The Sage, Rosemary and Thyme plants are already in three-inch containers in the greenhouse, growing slowly in these short winter days. We keep them in full sun on unheated tables and maintain moderate moisture to protect against frost. The are looking good and will be ready to transplant as soon as the Parsley and Violas reach the proper size. This year we will use a red bamboo fiber biodegradable container rather than the plastic ovals shown on our website (www.colecanyonfarm.com).
Today we start parsley seed. Sounds simple enough. But which parsley? The old adage - "Sow parsley, sow babies!" is true for all of them. Johnny's Seed Catalog has four types of parsley seed: A medium flat leaf, a large curly leaf, a petite flat leaf and the gigantic Italian flat leaf. We offer the Italian Giant in spring for a quick transplant. It has a deep taproot that does not rest easy in a small market container and is way too big for a Love Potion bowl. So we will select the petite flat leaf or the triple curl - either of which will stay comfortable in the container for a couple of months, especially if they are kept well trimmed.
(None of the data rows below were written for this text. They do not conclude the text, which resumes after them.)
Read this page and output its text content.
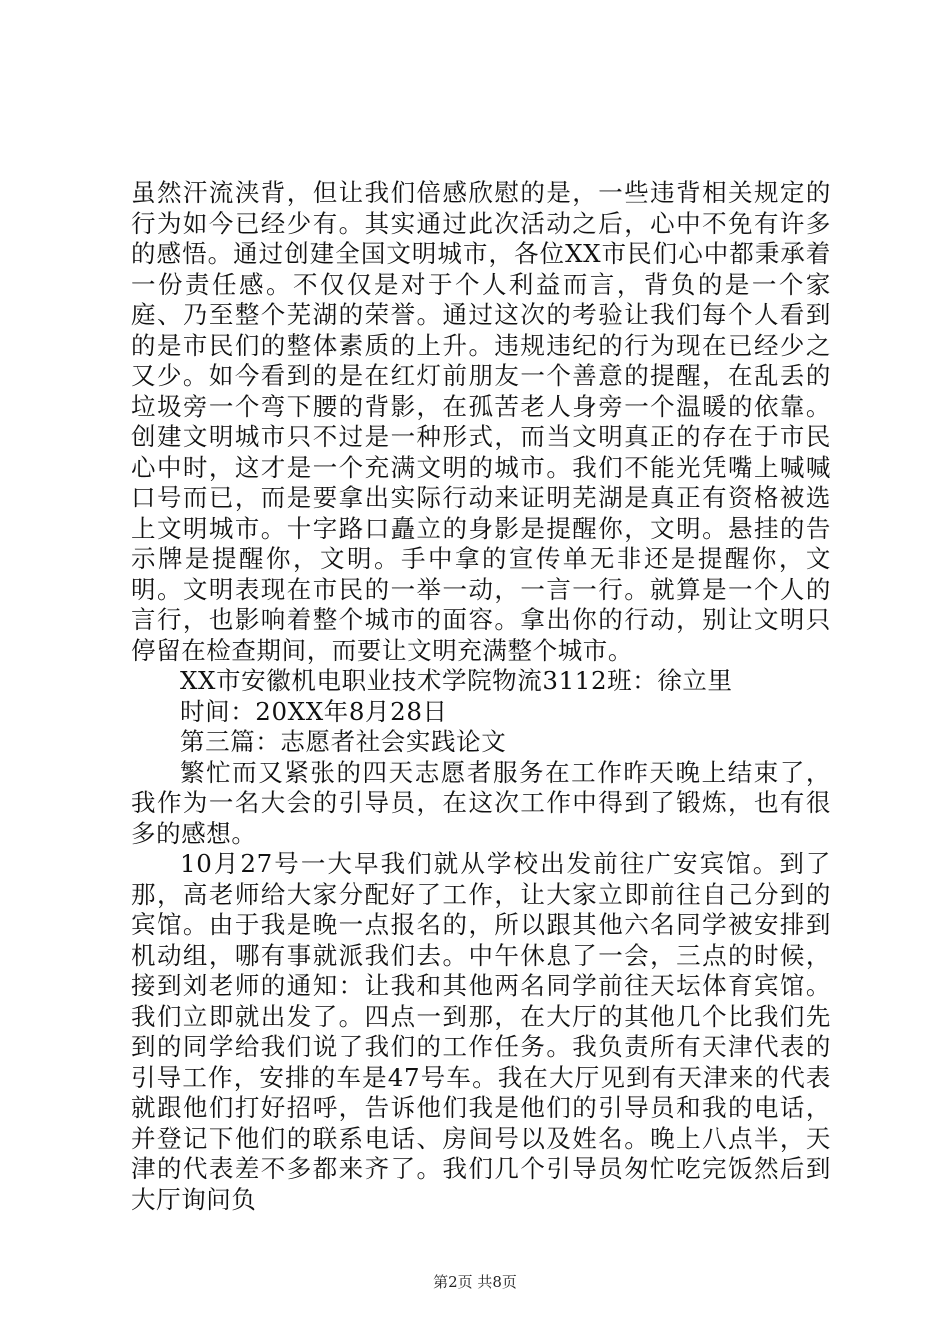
虽然汗流浃背，但让我们倍感欣慰的是，一些违背相关规定的行为如今已经少有。其实通过此次活动之后，心中不免有许多的感悟。通过创建全国文明城市，各位XX市民们心中都秉承着一份责任感。不仅仅是对于个人利益而言，背负的是一个家庭、乃至整个芜湖的荣誉。通过这次的考验让我们每个人看到的是市民们的整体素质的上升。违规违纪的行为现在已经少之又少。如今看到的是在红灯前朋友一个善意的提醒，在乱丢的垃圾旁一个弯下腰的背影，在孤苦老人身旁一个温暖的依靠。创建文明城市只不过是一种形式，而当文明真正的存在于市民心中时，这才是一个充满文明的城市。我们不能光凭嘴上喊喊口号而已，而是要拿出实际行动来证明芜湖是真正有资格被选上文明城市。十字路口矗立的身影是提醒你，文明。悬挂的告示牌是提醒你，文明。手中拿的宣传单无非还是提醒你，文明。文明表现在市民的一举一动，一言一行。就算是一个人的言行，也影响着整个城市的面容。拿出你的行动，别让文明只停留在检查期间，而要让文明充满整个城市。

XX市安徽机电职业技术学院物流3112班：徐立里

时间：20XX年8月28日

第三篇：志愿者社会实践论文

繁忙而又紧张的四天志愿者服务在工作昨天晚上结束了，我作为一名大会的引导员，在这次工作中得到了锻炼，也有很多的感想。

10月27号一大早我们就从学校出发前往广安宾馆。到了那，高老师给大家分配好了工作，让大家立即前往自己分到的宾馆。由于我是晚一点报名的，所以跟其他六名同学被安排到机动组，哪有事就派我们去。中午休息了一会，三点的时候，接到刘老师的通知：让我和其他两名同学前往天坛体育宾馆。我们立即就出发了。四点一到那，在大厅的其他几个比我们先到的同学给我们说了我们的工作任务。我负责所有天津代表的引导工作，安排的车是47号车。我在大厅见到有天津来的代表就跟他们打好招呼，告诉他们我是他们的引导员和我的电话，并登记下他们的联系电话、房间号以及姓名。晚上八点半，天津的代表差不多都来齐了。我们几个引导员匆忙吃完饭然后到大厅询问负

第2页 共8页
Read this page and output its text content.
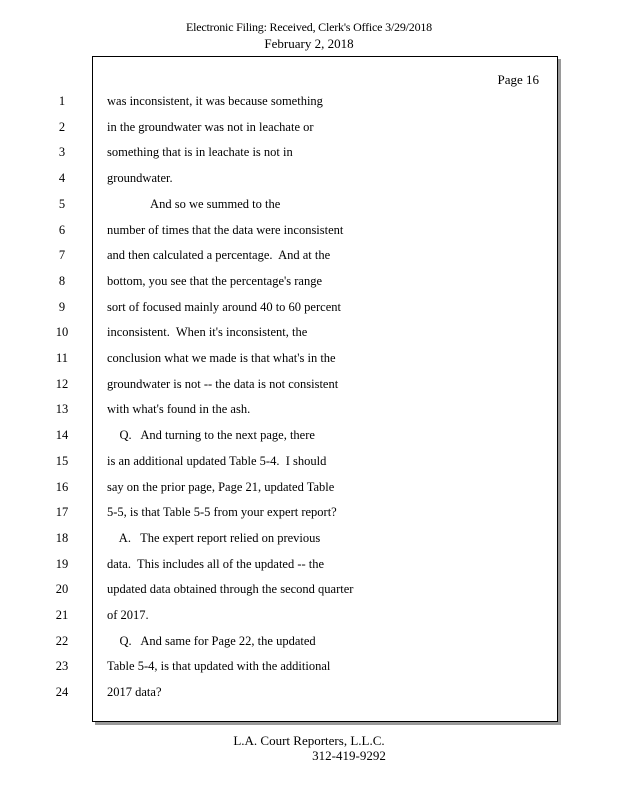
Electronic Filing: Received, Clerk's Office 3/29/2018
February 2, 2018
1
2
3
4
5
6
7
8
9
10
11
12
13
14
15
16
17
18
19
20
21
22
23
24
Page 16
was inconsistent, it was because something
in the groundwater was not in leachate or
something that is in leachate is not in
groundwater.
And so we summed to the
number of times that the data were inconsistent
and then calculated a percentage.  And at the
bottom, you see that the percentage's range
sort of focused mainly around 40 to 60 percent
inconsistent.  When it's inconsistent, the
conclusion what we made is that what's in the
groundwater is not -- the data is not consistent
with what's found in the ash.
Q.   And turning to the next page, there
is an additional updated Table 5-4.  I should
say on the prior page, Page 21, updated Table
5-5, is that Table 5-5 from your expert report?
A.   The expert report relied on previous
data.  This includes all of the updated -- the
updated data obtained through the second quarter
of 2017.
Q.   And same for Page 22, the updated
Table 5-4, is that updated with the additional
2017 data?
L.A. Court Reporters, L.L.C.
312-419-9292
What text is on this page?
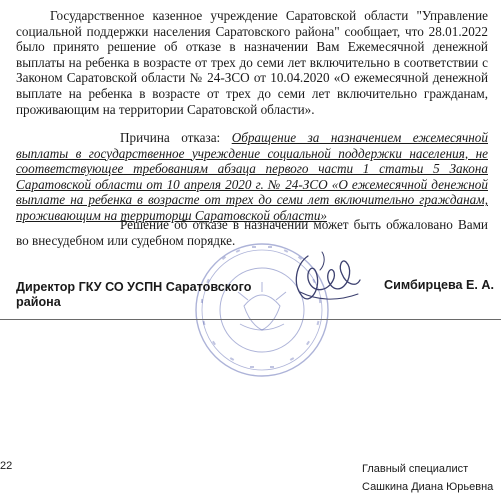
Государственное казенное учреждение Саратовской области "Управление социальной поддержки населения Саратовского района" сообщает, что 28.01.2022 было принято решение об отказе в назначении Вам Ежемесячной денежной выплаты на ребенка в возрасте от трех до семи лет включительно в соответствии с Законом Саратовской области № 24-ЗСО от 10.04.2020 «О ежемесячной денежной выплате на ребенка в возрасте от трех до семи лет включительно гражданам, проживающим на территории Саратовской области».

Причина отказа: Обращение за назначением ежемесячной выплаты в государственное учреждение социальной поддержки населения, не соответствующее требованиям абзаца первого части 1 статьи 5 Закона Саратовской области от 10 апреля 2020 г. № 24-ЗСО «О ежемесячной денежной выплате на ребенка в возрасте от трех до семи лет включительно гражданам, проживающим на территории Саратовской области»

Решение об отказе в назначении может быть обжаловано Вами во внесудебном или судебном порядке.

Директор ГКУ СО УСПН Саратовского района
Симбирцева Е. А.
22	Главный специалист
Сашкина Диана Юрьевна
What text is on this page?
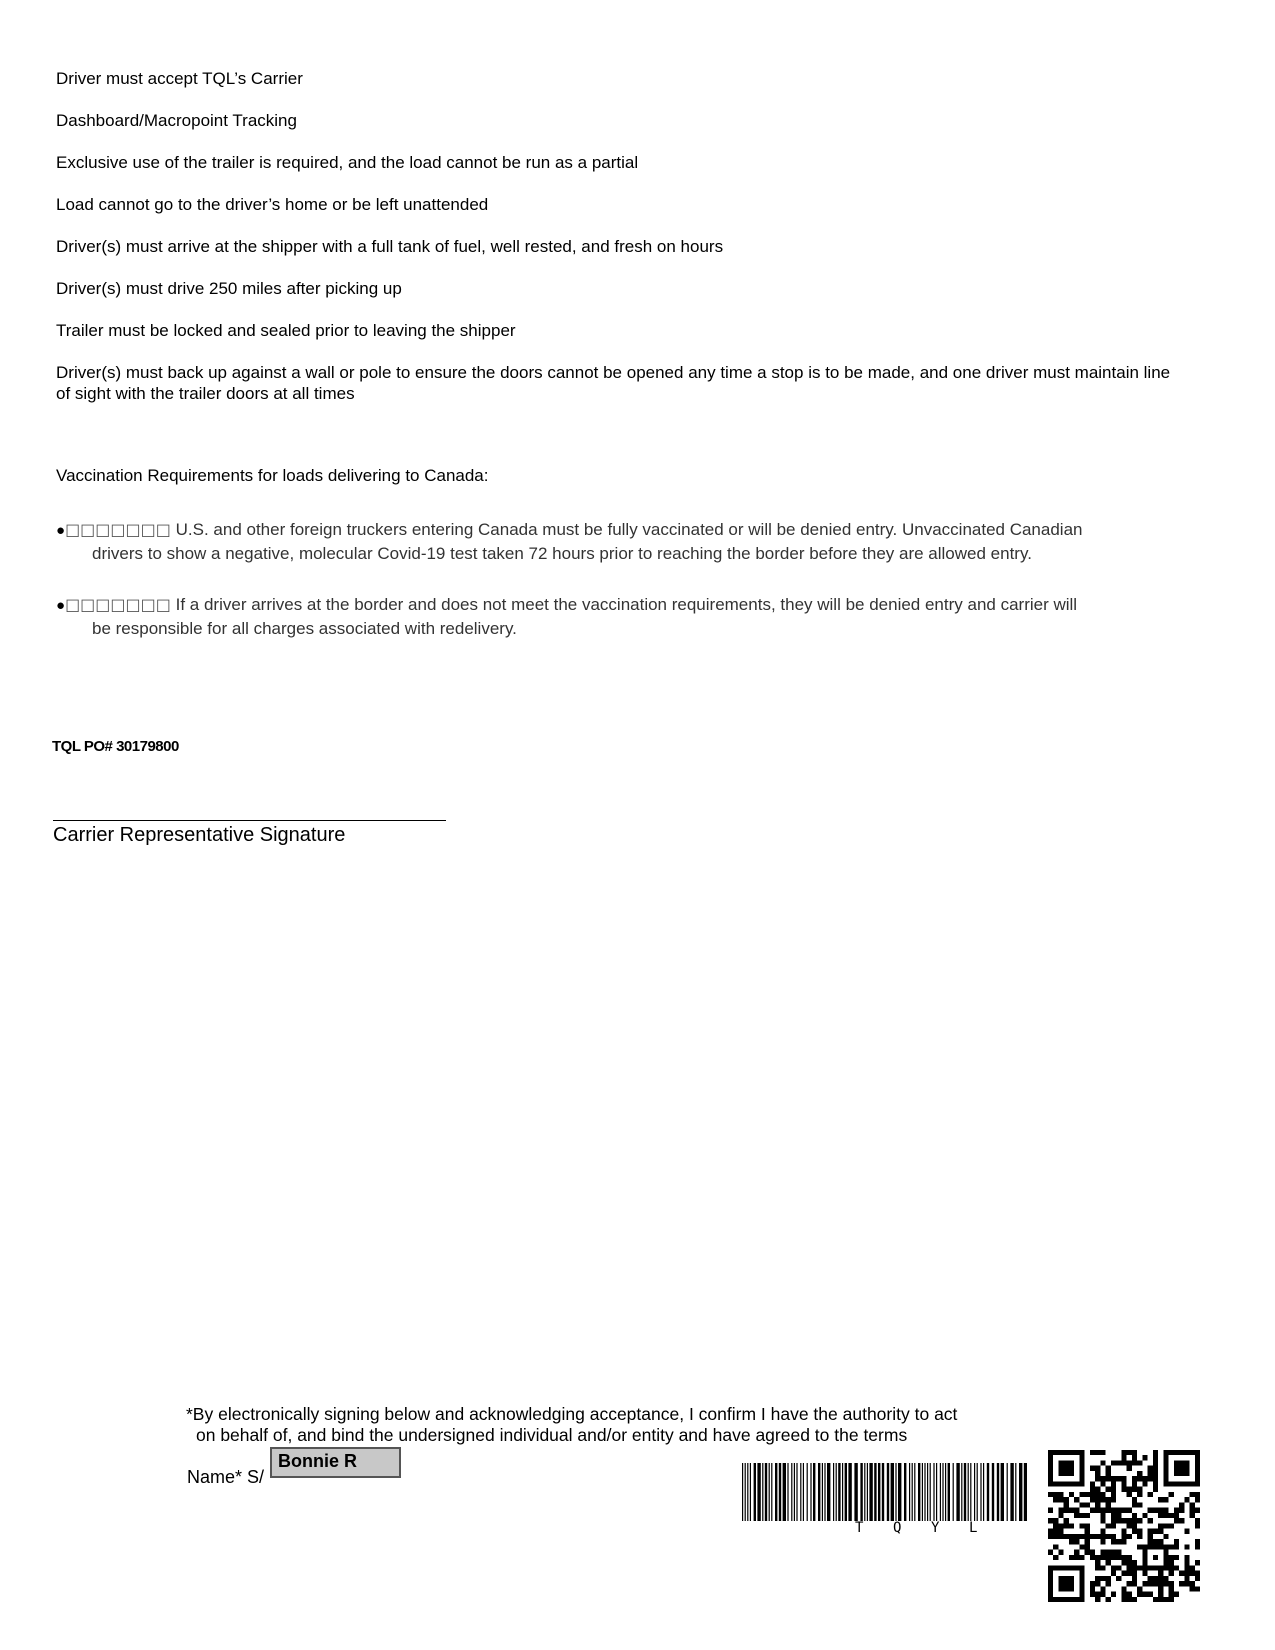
Driver must accept TQL’s Carrier
Dashboard/Macropoint Tracking
Exclusive use of the trailer is required, and the load cannot be run as a partial
Load cannot go to the driver’s home or be left unattended
Driver(s) must arrive at the shipper with a full tank of fuel, well rested, and fresh on hours
Driver(s) must drive 250 miles after picking up
Trailer must be locked and sealed prior to leaving the shipper
Driver(s) must back up against a wall or pole to ensure the doors cannot be opened any time a stop is to be made, and one driver must maintain line of sight with the trailer doors at all times
Vaccination Requirements for loads delivering to Canada:
●□□□□□□□ U.S. and other foreign truckers entering Canada must be fully vaccinated or will be denied entry. Unvaccinated Canadian
drivers to show a negative, molecular Covid-19 test taken 72 hours prior to reaching the border before they are allowed entry.
●□□□□□□□ If a driver arrives at the border and does not meet the vaccination requirements, they will be denied entry and carrier will
be responsible for all charges associated with redelivery.
TQL PO# 30179800
Carrier Representative Signature
*By electronically signing below and acknowledging acceptance, I confirm I have the authority to act
on behalf of, and bind the undersigned individual and/or entity and have agreed to the terms
Name* S/
Bonnie R
T Q Y L
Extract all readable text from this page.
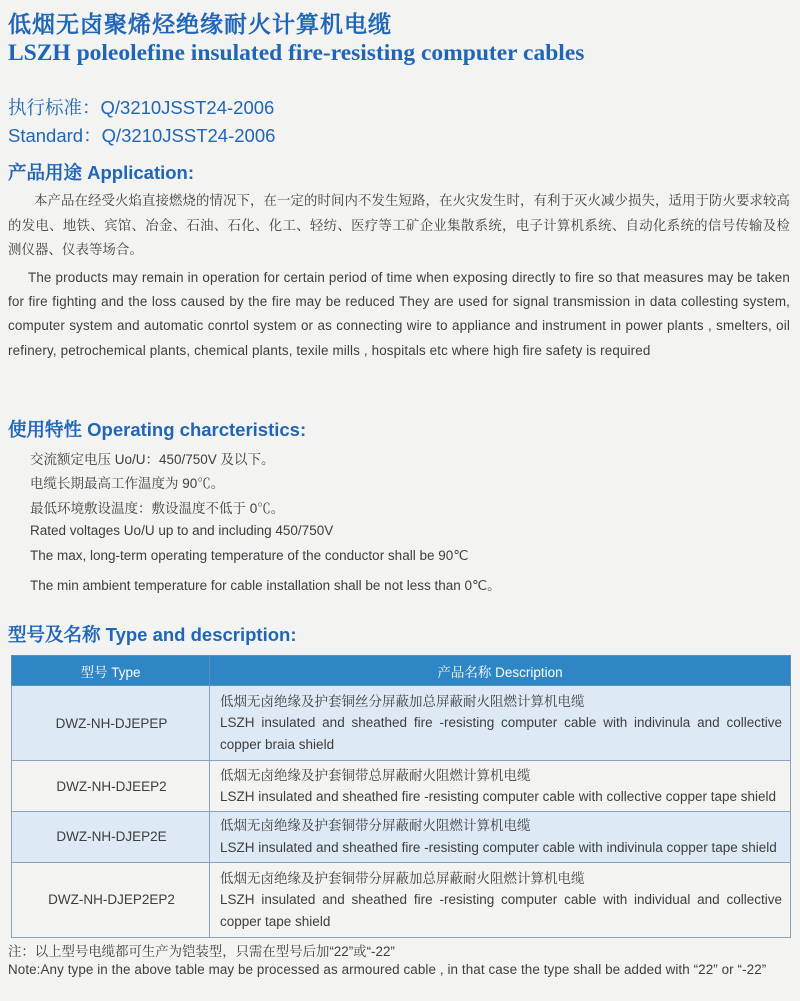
低烟无卤聚烯烃绝缘耐火计算机电缆
LSZH poleolefine insulated fire-resisting computer cables

执行标准：Q/3210JSST24-2006

Standard：Q/3210JSST24-2006

产品用途 Application:

本产品在经受火焰直接燃烧的情况下，在一定的时间内不发生短路，在火灾发生时，有利于灭火减少损失，适用于防火要求较高的发电、地铁、宾馆、冶金、石油、石化、化工、轻纺、医疗等工矿企业集散系统，电子计算机系统、自动化系统的信号传输及检测仪器、仪表等场合。

The products may remain in operation for certain period of time when exposing directly to fire so that measures may be taken for fire fighting and the loss caused by the fire may be reduced They are used for signal transmission in data collesting system, computer system and automatic conrtol system or as connecting wire to appliance and instrument in power plants , smelters, oil refinery, petrochemical plants, chemical plants, texile mills , hospitals etc where high fire safety is required

使用特性 Operating charcteristics:

交流额定电压 Uo/U：450/750V 及以下。

电缆长期最高工作温度为 90℃。

最低环境敷设温度：敷设温度不低于 0℃。

Rated voltages Uo/U up to and including 450/750V

The max, long-term operating temperature of the conductor shall be 90℃

The min ambient temperature for cable installation shall be not less than 0℃。

型号及名称 Type and description:
型号 Type	产品名称 Description
DWZ-NH-DJEPEP	低烟无卤绝缘及护套铜丝分屏蔽加总屏蔽耐火阻燃计算机电缆
LSZH insulated and sheathed fire -resisting computer cable with indivinula and collective copper braia shield

DWZ-NH-DJEEP2	低烟无卤绝缘及护套铜带总屏蔽耐火阻燃计算机电缆
LSZH insulated and sheathed fire -resisting computer cable with collective copper tape shield

DWZ-NH-DJEP2E	低烟无卤绝缘及护套铜带分屏蔽耐火阻燃计算机电缆
LSZH insulated and sheathed fire -resisting computer cable with indivinula copper tape shield

DWZ-NH-DJEP2EP2	低烟无卤绝缘及护套铜带分屏蔽加总屏蔽耐火阻燃计算机电缆
LSZH insulated and sheathed fire -resisting computer cable with individual and collective copper tape shield

注：以上型号电缆都可生产为铠装型，只需在型号后加“22”或“-22”

Note:Any type in the above table may be processed as armoured cable , in that case the type shall be added with “22” or “-22”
Parsley seed can be a little chaotic on the germination shelf. While the tomatoes and pepper seedlings spring up in fairly strict order and mature with military precision, parsley seeds march to their own drummer. First this one appears, then that one - then nothing, then a bunch, a few show off true leaves while half of the tray appears to be empty. With patience, though, they will all emerge and then spring to life quickly. They are easily transplanted into Love Potion containers and three-inch pots for sale at early spring farmers' markets.
We recommend that parsley be planted into the garden in early spring or late summer. It likes a deep, friable soil, cool temperatures, and moderate to hight nutrition. We use it in the garden as a nursery plant for other, more tender plants that need a little protection from the sun and winds, so we start it early enough to be well established by the time the soil is warm enough for basil. It also provides a nice amount of shade for emerging French Tarragon.
Chop it into salads, juice it, make a pesto, use it as a garnish, or combine it with Sage, Rosemary, and Thyme to cast a spell on the one you love!